In terms of the time estimates: I've added to my global rules to never give time estimates for tasks, as they're useless and inaccurate.
I think there's two aspects to this.
Firstly, Claude's self concept is based around humanity's collective self-concept. (Well, the statistical average of all the self-concepts on the internet.)
So it doesn't have a clear understanding of what LLMs' strengths and weaknesses are, and itself by extension. (Neither do we, from what I gathered. At least, not in a way that's well represented in web scrapes ;)
Secondly, as a programmer I have noticed a similar pattern... stuff that people say is easy turns out to be a pain in the ass, and stuff that they say is impossible turns out to be trivial. (They didn't even try, they just repeated what other people told them was hard, who also didn't try it...)

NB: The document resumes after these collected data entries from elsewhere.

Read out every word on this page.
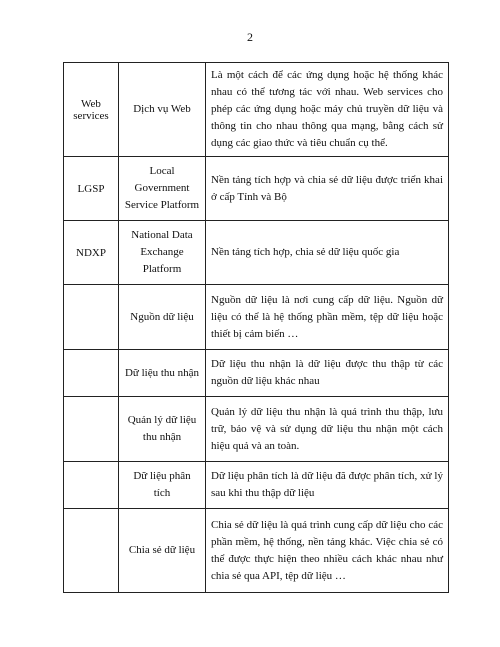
2
Web services	Dịch vụ Web	Là một cách để các ứng dụng hoặc hệ thống khác nhau có thể tương tác với nhau. Web services cho phép các ứng dụng hoặc máy chủ truyền dữ liệu và thông tin cho nhau thông qua mạng, bằng cách sử dụng các giao thức và tiêu chuẩn cụ thể.
LGSP	Local Government Service Platform	Nền tảng tích hợp và chia sẻ dữ liệu được triển khai ở cấp Tỉnh và Bộ
NDXP	National Data Exchange Platform	Nền tảng tích hợp, chia sẻ dữ liệu quốc gia
	Nguồn dữ liệu	Nguồn dữ liệu là nơi cung cấp dữ liệu. Nguồn dữ liệu có thể là hệ thống phần mềm, tệp dữ liệu hoặc thiết bị cảm biến …
	Dữ liệu thu nhận	Dữ liệu thu nhận là dữ liệu được thu thập từ các nguồn dữ liệu khác nhau
	Quản lý dữ liệu thu nhận	Quản lý dữ liệu thu nhận là quá trình thu thập, lưu trữ, bảo vệ và sử dụng dữ liệu thu nhận một cách hiệu quả và an toàn.
	Dữ liệu phân tích	Dữ liệu phân tích là dữ liệu đã được phân tích, xử lý sau khi thu thập dữ liệu
	Chia sẻ dữ liệu	Chia sẻ dữ liệu là quá trình cung cấp dữ liệu cho các phần mềm, hệ thống, nền tảng khác. Việc chia sẻ có thể được thực hiện theo nhiều cách khác nhau như chia sẻ qua API, tệp dữ liệu …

I wonder if it's trying to predict what kind of estimate a human engineer would provide.
Considering it’s trained on predicting the next word in stuff humans estimated before AI, wouldn’t that make sense?
Not sure how related this is, but I've noticed it has a tendency to start sentences with usually inflated optimism and I think the idea is that if it has a tendency to intro with "Aha I see it now! The problem is" whatever comes next has a higher tendency to be a correct solution than if you didn't use an overtly positive prefix, even if that leads to a lot of annoying behavior.